The trickery is going to get worse
But, the new news is what should stop you dead in your tracks. If you’re like me, you will make sure that the person you’re accepting as a connection is bona fide. That usually means verifying the Stan Smith is the Stan you know. You can at the same time check out the bio and see that the profile is up-to-date and active (as opposed to a placeholder or with the equivalent of an egghead). But, our ability to verify errant profiles will is about to be put to the test…
2/ According to this recent AP article, “Experts: Spy used AI-generated face to connect with targets,” there are now scores of fake profiles bouncing around Linkedin. The article explains that “the persona [Katie Jones] was part of a vast army of phantom profiles lurking on the professional networking site LinkedIn. And several experts contacted by the AP said Jones’ profile picture appeared to have been created by a computer program.” That profile disappeared from circulation, but surely many more will be following in its stead. The point is that the profile isn’t only a stranger to you. It’s fake and toxic. If ever there was a time to say, I need to reiterate my rant:
Stop accepting connection requests on LinkedIn from people you don’t know and trust! [And don’t ever connect with a stranger without a legitimate reason and a covering note that explains why the other person ought to wish to connect to you].

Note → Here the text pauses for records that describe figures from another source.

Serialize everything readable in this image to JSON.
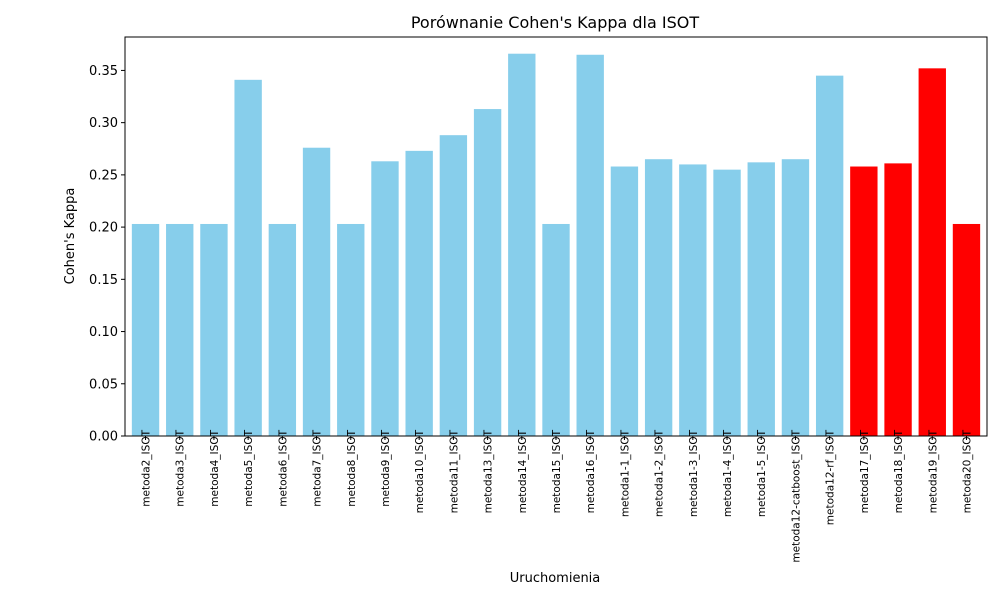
{
  "chart_data": {
    "type": "bar",
    "title": "Porównanie Cohen's Kappa dla ISOT",
    "xlabel": "Uruchomienia",
    "ylabel": "Cohen's Kappa",
    "ylim": [
      0,
      0.382
    ],
    "yticks": [
      "0.00",
      "0.05",
      "0.10",
      "0.15",
      "0.20",
      "0.25",
      "0.30",
      "0.35"
    ],
    "grid": false,
    "legend": "none",
    "categories": [
      "metoda2_ISOT",
      "metoda3_ISOT",
      "metoda4_ISOT",
      "metoda5_ISOT",
      "metoda6_ISOT",
      "metoda7_ISOT",
      "metoda8_ISOT",
      "metoda9_ISOT",
      "metoda10_ISOT",
      "metoda11_ISOT",
      "metoda13_ISOT",
      "metoda14_ISOT",
      "metoda15_ISOT",
      "metoda16_ISOT",
      "metoda1-1_ISOT",
      "metoda1-2_ISOT",
      "metoda1-3_ISOT",
      "metoda1-4_ISOT",
      "metoda1-5_ISOT",
      "metoda12-catboost_ISOT",
      "metoda12-rf_ISOT",
      "metoda17_ISOT",
      "metoda18_ISOT",
      "metoda19_ISOT",
      "metoda20_ISOT"
    ],
    "values": [
      0.203,
      0.203,
      0.203,
      0.341,
      0.203,
      0.276,
      0.203,
      0.263,
      0.273,
      0.288,
      0.313,
      0.366,
      0.203,
      0.365,
      0.258,
      0.265,
      0.26,
      0.255,
      0.262,
      0.265,
      0.345,
      0.258,
      0.261,
      0.352,
      0.203
    ],
    "bar_colors": [
      "#87CEEB",
      "#87CEEB",
      "#87CEEB",
      "#87CEEB",
      "#87CEEB",
      "#87CEEB",
      "#87CEEB",
      "#87CEEB",
      "#87CEEB",
      "#87CEEB",
      "#87CEEB",
      "#87CEEB",
      "#87CEEB",
      "#87CEEB",
      "#87CEEB",
      "#87CEEB",
      "#87CEEB",
      "#87CEEB",
      "#87CEEB",
      "#87CEEB",
      "#87CEEB",
      "#FF0000",
      "#FF0000",
      "#FF0000",
      "#FF0000"
    ]
  }
}
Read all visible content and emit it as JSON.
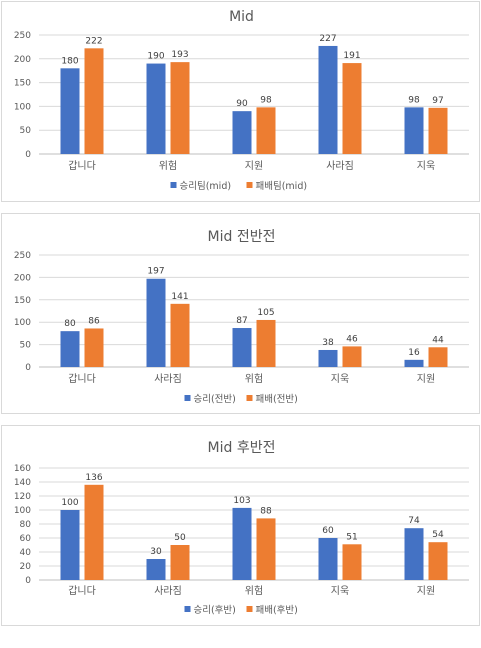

Build a strong — not fake — LinkedIn network
As the world of deep fake news continues to develop and get more sophisticated, we would all do well to up our game and be wary of indulging strangers because it’s about being nice, convenient or potential business. Just because it’s free, doesn’t mean you don’t pay. And just because you can [connect with strangers], doesn’t mean you ought to. Because the Linkedin algorithm gives privilege to 2nd degree connections, I affirm that we ought to be far more vigilant about the way we all connect on Linkedin. The integrity of the entire ‘social’ network depends on that integrity. With so much fake ‘stuff’ about, we need to pay particular attention to the authenticity of our relationships in order to build up a strong and effective network, especially on LinkedIn (or other professional networks). Imagine a future where we could use a technology like Blockchain to help us confirm the genuineness of each of our relationships? The chain of links would be verified and trustworthy! Scary or wonderful?